Despite this tale with a happy-ending, lawmakers say that the state’s current medical marijuana laws are broken and need fixing. Not all of those 15,000 registered cardholders are legitimate, says Senator Dave Lewis. Along with Senator Jim Shockley, Lewis has introduced a proposal in order to correct the ‘broken’ laws and seeks tighter controls on medical marijuana use.
The Helena senator accepts that medical marijuana is effective for some people but questions whether 12,000 to 15,000 Montana inhabitants need it. He says teenagers have told him how they have successfully obtained medical marijuana cards at cannabis fairs within the state simply by saying they suffer from a ‘bad back.’
Lewis has recently announced a plan that will see a single marijuana grower licensed for the entire state. This single grower would be licensed to grow and dispense the drug via state licensed dispensaries. The result would be state control of medical marijuana supply.
In what is probably a dramatic understatement, Lewis reports that ‘a lot of people aren’t happy.’ Within three days of announcing his plan, Lewis’ received over 300 emails and, he says, more telephone calls than he could answer.
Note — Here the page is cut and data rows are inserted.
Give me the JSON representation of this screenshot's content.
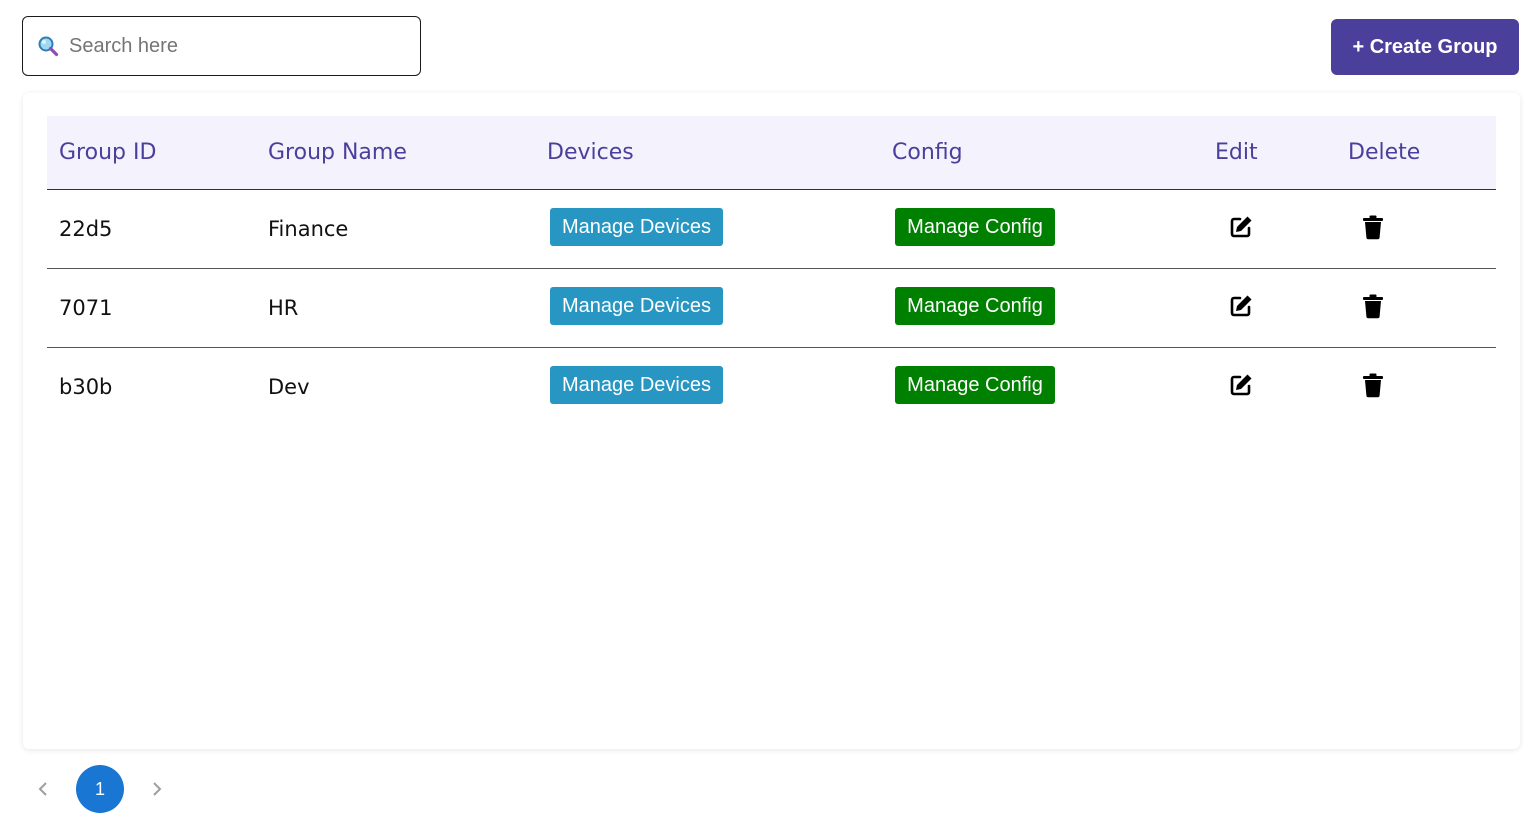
{
  "search": {
    "placeholder": "Search here",
    "icon": "search-icon"
  },
  "toolbar": {
    "create_label": "+ Create Group"
  },
  "table": {
    "headers": {
      "group_id": "Group ID",
      "group_name": "Group Name",
      "devices": "Devices",
      "config": "Config",
      "edit": "Edit",
      "delete": "Delete"
    },
    "rows": [
      {
        "group_id": "22d5",
        "group_name": "Finance",
        "devices_label": "Manage Devices",
        "config_label": "Manage Config",
        "edit_icon": "edit-icon",
        "delete_icon": "trash-icon"
      },
      {
        "group_id": "7071",
        "group_name": "HR",
        "devices_label": "Manage Devices",
        "config_label": "Manage Config",
        "edit_icon": "edit-icon",
        "delete_icon": "trash-icon"
      },
      {
        "group_id": "b30b",
        "group_name": "Dev",
        "devices_label": "Manage Devices",
        "config_label": "Manage Config",
        "edit_icon": "edit-icon",
        "delete_icon": "trash-icon"
      }
    ]
  },
  "pagination": {
    "current_page": "1",
    "prev_icon": "chevron-left-icon",
    "next_icon": "chevron-right-icon"
  },
  "colors": {
    "accent": "#4b3f9c",
    "header_bg": "#f4f2fd",
    "devices_button": "#2796c2",
    "config_button": "#008000",
    "page_active": "#1976d2"
  }
}
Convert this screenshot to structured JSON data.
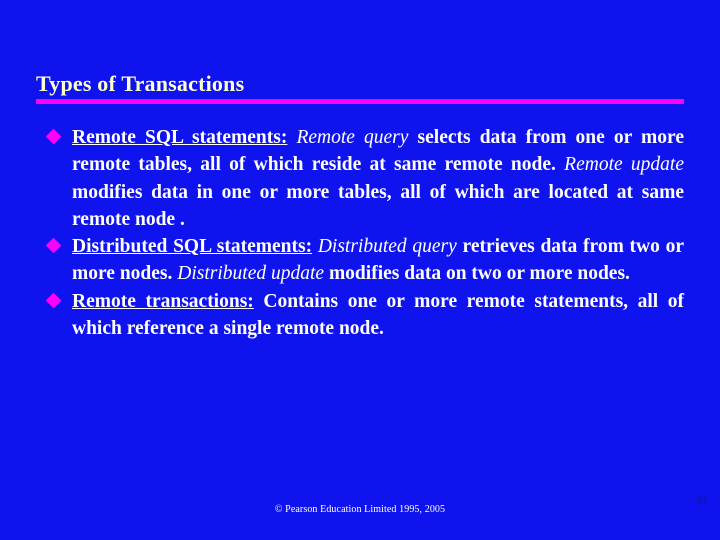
{
  "slide": {
    "background_color": "#0f14ef",
    "title": "Types of Transactions",
    "title_color": "#ffffcc",
    "rule_color": "#ff00ff",
    "bullet_marker_color": "#ff00ff",
    "body_text_color": "#ffffff",
    "bullets": [
      {
        "marker": "diamond-bullet",
        "term": "Remote  SQL  statements",
        "term_suffix": ":",
        "segments": [
          {
            "text": "Remote query",
            "style": "italic"
          },
          {
            "text": " selects data from one or more remote tables, all of which reside at same remote node. ",
            "style": "normal"
          },
          {
            "text": "Remote update",
            "style": "italic"
          },
          {
            "text": " modifies data in one or more tables, all of which are located at same remote node .",
            "style": "normal"
          }
        ]
      },
      {
        "marker": "diamond-bullet",
        "term": "Distributed  SQL  statements",
        "term_suffix": ":",
        "segments": [
          {
            "text": "Distributed query",
            "style": "italic"
          },
          {
            "text": " retrieves data from two or more nodes. ",
            "style": "normal"
          },
          {
            "text": "Distributed update",
            "style": "italic"
          },
          {
            "text": " modifies data on two or more nodes.",
            "style": "normal"
          }
        ]
      },
      {
        "marker": "diamond-bullet",
        "term": "Remote  transactions",
        "term_suffix": ":",
        "segments": [
          {
            "text": " Contains one or more remote statements, all of which reference a single remote node.",
            "style": "normal"
          }
        ]
      }
    ],
    "footer": {
      "copyright": "© Pearson Education Limited 1995, 2005",
      "page_number": "91"
    }
  }
}
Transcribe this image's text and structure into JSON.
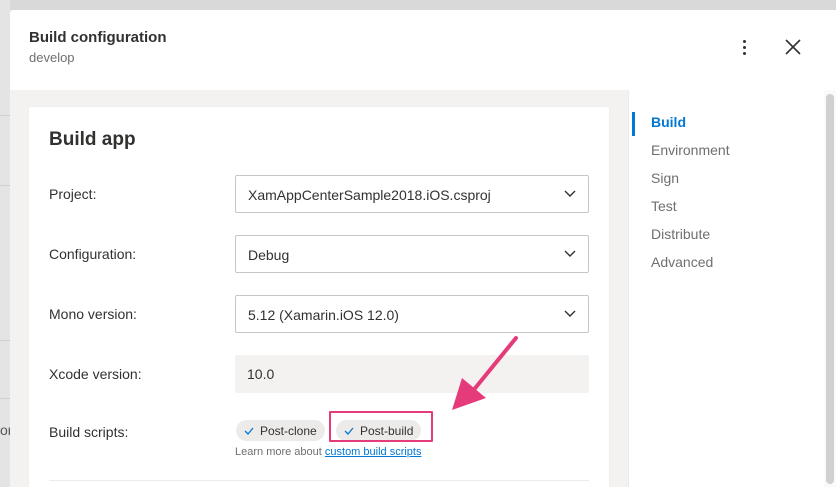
{
  "modal": {
    "title": "Build configuration",
    "subtitle": "develop",
    "more_icon": "more-vertical-icon",
    "close_icon": "close-icon"
  },
  "card": {
    "title": "Build app",
    "project": {
      "label": "Project:",
      "value": "XamAppCenterSample2018.iOS.csproj"
    },
    "configuration": {
      "label": "Configuration:",
      "value": "Debug"
    },
    "mono": {
      "label": "Mono version:",
      "value": "5.12 (Xamarin.iOS 12.0)"
    },
    "xcode": {
      "label": "Xcode version:",
      "value": "10.0"
    },
    "scripts": {
      "label": "Build scripts:",
      "items": [
        "Post-clone",
        "Post-build"
      ],
      "learn_prefix": "Learn more about ",
      "learn_link": "custom build scripts"
    }
  },
  "sidenav": {
    "items": [
      "Build",
      "Environment",
      "Sign",
      "Test",
      "Distribute",
      "Advanced"
    ],
    "active": "Build"
  },
  "background": {
    "left_text": "or"
  },
  "colors": {
    "accent": "#0078d4",
    "annotation": "#e63b7a"
  }
}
It has to be said, however, that staunch supporters of legal access to medical cannabis, while they may disagree with Lewis’ stance, also believe there are problems with the current state of marijuana law in Montana. Many supporters and consumers blame high-profile cannabis users for exploiting the law and giving all marijuana users a bad name.
Take the case of Holly who, in terms of her politics, could not be further removed from Lewis – yet the both blame the same person, Jason Christ, for the current negative attitude to medical marijuana in Montana.
Christ is the founder the Montana Caregivers Network in Missoula, and he openly exploits the law. When asked to respond to these accusations, Christ told the Missoulian that his sessions are ‘not pot free-for-alls.’ Whether or not that is true we have no way of knowing, however, Christ hasn’t helped the majority of medical cannabis users by smoking pot publicly in front of the state Capitol and the Missoula Police Department.
“It’s embarrassing to the rest of us,” says Holly. “He’s going to influence just enough legislators who are of the conservative variety, and there it goes. He’s being a big ass about it, and that’s the kind of people we’ll be looking to weed out.”
It seems to me that, in reflecting the situation in their own environs, the Missoulian are, in fact, reflecting the situation in most legalized US states.